I will not question a parents’ love of their children, but their decision flies in the face of overwhelming scientific evidence.  I try to avoid controversy in my postings, but I’m willing to put my flag in the ground on this one.  The answer to that same question above to anti-vaxxers is that it is bad, really bad

Now that tax season is over, (and staying in line with the original question), it may seem to many that it wasn’t too bad, although issues may be still developing.  The 2017 Tax Cuts and Jobs Act was the most sweeping tax reform since the 1986 tax reform effort.  The key takeaways included:

  • Lowering corporate and individual rates
  • Doubling the standard deduction
  • Expanding the child tax credit
  • Repealing the individual health care mandate

Overall, these are positive developments for simplifying the tax code, but they fall short of tax reform advocates’ wish-list.  One major concern is that in includes many temporary provisions.  Without further congressional action, those changes will sunset in the future.

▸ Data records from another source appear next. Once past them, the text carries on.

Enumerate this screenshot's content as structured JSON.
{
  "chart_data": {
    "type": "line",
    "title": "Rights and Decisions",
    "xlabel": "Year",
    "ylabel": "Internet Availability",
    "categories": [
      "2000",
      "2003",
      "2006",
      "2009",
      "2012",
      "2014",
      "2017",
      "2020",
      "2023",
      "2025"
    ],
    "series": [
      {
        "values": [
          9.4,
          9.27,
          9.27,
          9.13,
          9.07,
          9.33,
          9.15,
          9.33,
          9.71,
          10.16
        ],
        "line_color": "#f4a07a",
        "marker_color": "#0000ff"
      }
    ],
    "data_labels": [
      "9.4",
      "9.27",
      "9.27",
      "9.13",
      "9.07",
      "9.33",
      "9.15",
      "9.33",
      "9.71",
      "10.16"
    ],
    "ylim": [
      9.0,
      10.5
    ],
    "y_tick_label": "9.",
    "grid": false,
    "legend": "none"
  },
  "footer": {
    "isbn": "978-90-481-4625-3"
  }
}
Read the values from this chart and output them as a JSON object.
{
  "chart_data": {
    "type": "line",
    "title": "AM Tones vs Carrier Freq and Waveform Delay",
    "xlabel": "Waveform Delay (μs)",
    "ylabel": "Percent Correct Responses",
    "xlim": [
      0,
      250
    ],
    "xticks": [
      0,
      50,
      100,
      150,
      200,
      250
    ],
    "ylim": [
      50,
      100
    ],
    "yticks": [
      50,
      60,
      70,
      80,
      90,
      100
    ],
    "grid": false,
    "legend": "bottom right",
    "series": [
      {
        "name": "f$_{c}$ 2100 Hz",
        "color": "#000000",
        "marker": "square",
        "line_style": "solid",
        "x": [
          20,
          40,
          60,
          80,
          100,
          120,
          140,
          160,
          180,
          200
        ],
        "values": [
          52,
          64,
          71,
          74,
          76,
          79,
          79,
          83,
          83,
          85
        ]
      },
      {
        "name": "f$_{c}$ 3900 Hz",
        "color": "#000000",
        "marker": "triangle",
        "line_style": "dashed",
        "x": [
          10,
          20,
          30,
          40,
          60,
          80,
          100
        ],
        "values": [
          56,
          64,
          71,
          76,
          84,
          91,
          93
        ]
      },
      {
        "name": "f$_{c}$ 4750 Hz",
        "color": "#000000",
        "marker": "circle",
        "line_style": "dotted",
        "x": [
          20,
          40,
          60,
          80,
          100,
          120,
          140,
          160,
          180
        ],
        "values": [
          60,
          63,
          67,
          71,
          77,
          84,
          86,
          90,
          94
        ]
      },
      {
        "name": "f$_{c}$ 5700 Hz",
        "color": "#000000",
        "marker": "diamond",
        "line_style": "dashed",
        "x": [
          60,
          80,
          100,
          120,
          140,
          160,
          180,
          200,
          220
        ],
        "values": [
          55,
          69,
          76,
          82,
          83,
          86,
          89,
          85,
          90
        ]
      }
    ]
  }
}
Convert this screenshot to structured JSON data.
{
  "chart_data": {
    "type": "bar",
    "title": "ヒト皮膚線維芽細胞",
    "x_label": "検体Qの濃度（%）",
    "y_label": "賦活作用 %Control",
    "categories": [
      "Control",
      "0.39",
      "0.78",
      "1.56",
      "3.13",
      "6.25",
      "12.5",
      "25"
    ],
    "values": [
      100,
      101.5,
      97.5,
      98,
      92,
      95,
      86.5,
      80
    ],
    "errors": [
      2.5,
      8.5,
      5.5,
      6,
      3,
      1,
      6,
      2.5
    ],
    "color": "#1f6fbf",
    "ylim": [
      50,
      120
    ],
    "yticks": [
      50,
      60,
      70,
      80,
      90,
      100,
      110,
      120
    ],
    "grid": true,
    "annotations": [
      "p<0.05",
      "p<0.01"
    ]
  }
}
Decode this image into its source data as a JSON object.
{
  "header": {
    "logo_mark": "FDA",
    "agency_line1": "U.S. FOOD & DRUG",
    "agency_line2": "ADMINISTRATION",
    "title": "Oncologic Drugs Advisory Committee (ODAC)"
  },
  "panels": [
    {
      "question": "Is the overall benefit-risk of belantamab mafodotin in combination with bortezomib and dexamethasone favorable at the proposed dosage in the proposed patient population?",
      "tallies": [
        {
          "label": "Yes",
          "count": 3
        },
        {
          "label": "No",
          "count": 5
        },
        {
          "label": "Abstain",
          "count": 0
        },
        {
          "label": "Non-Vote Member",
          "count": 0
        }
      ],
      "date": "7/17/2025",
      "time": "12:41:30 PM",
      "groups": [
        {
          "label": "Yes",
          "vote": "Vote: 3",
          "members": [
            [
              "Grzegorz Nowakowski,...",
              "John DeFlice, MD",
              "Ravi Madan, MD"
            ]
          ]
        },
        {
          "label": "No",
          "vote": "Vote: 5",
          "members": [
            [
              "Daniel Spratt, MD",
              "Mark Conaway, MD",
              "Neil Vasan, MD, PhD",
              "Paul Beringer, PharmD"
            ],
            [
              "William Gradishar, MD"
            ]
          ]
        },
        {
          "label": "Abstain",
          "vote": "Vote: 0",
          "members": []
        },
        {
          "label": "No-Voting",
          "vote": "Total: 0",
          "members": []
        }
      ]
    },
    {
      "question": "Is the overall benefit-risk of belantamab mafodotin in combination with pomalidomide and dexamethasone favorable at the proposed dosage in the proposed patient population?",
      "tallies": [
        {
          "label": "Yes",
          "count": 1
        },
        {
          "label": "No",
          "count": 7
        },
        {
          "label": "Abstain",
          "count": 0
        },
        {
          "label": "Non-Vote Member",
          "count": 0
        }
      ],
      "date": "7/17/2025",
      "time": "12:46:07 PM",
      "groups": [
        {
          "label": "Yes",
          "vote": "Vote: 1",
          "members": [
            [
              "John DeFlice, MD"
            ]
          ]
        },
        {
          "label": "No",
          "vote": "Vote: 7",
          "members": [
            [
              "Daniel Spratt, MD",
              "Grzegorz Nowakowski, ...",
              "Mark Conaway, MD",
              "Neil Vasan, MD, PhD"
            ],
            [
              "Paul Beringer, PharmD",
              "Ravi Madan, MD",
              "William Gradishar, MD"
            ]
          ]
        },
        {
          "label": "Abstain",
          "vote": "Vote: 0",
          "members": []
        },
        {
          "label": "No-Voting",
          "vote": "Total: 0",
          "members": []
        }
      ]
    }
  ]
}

Lowering the corporate rate from 35% to 21% may be the single most positive change in tax law impacting our economy.  Lowering corporate rates help companies to expand and invest.  Unfortunately, the U.S. still leads the world in the highest average rate at 26% (when you add in states’ rates) compared to the world’s average of 23%.   Pro-growth advocates would propose further cuts in the corporate rate.

Tax rates for individuals also had positive impacts.  Some individuals were confused when they received less of a tax refund.  The reason was that they were paying less taxes throughout the year.  They just did not notice that they had more take home pay in their paychecks every cycle.

This highlights one of the most common misunderstandings of getting a tax refund.  If are a typical worker paying taxes in every paycheck and getting a refund when you file, you are literally loaning your money to the government at a loss to you.  I highly recommend talking to your tax filer to explore increasing the number of exemptions you claim.  Stop sending free money to the government.

The standard deduction has been doubled.  It has been estimated that 9 of 10 filers will use the standard deduction, easing tax preparation for many.

The Child Tax Credit has doubled to $2,000 with income limits be phased out at a much larger level. 

Additional changes to mortgage interest deduction, charitable contributions, and state and local deductions are also of interest, but space limits how much detail I can go into here.  As with any new major law, even the experts are learning about all the ins and outs.  Your accountant should be well-versed in all these changes.

While overall, the act has made some beneficial changes to tax law, this act still has not addressed the number of special interest group provisions and “rich” state subsidies that exist today.  With the reality of today’s political climate, it seems to be overall positive for U.S. taxpayers.  All in all, it wasn’t too bad.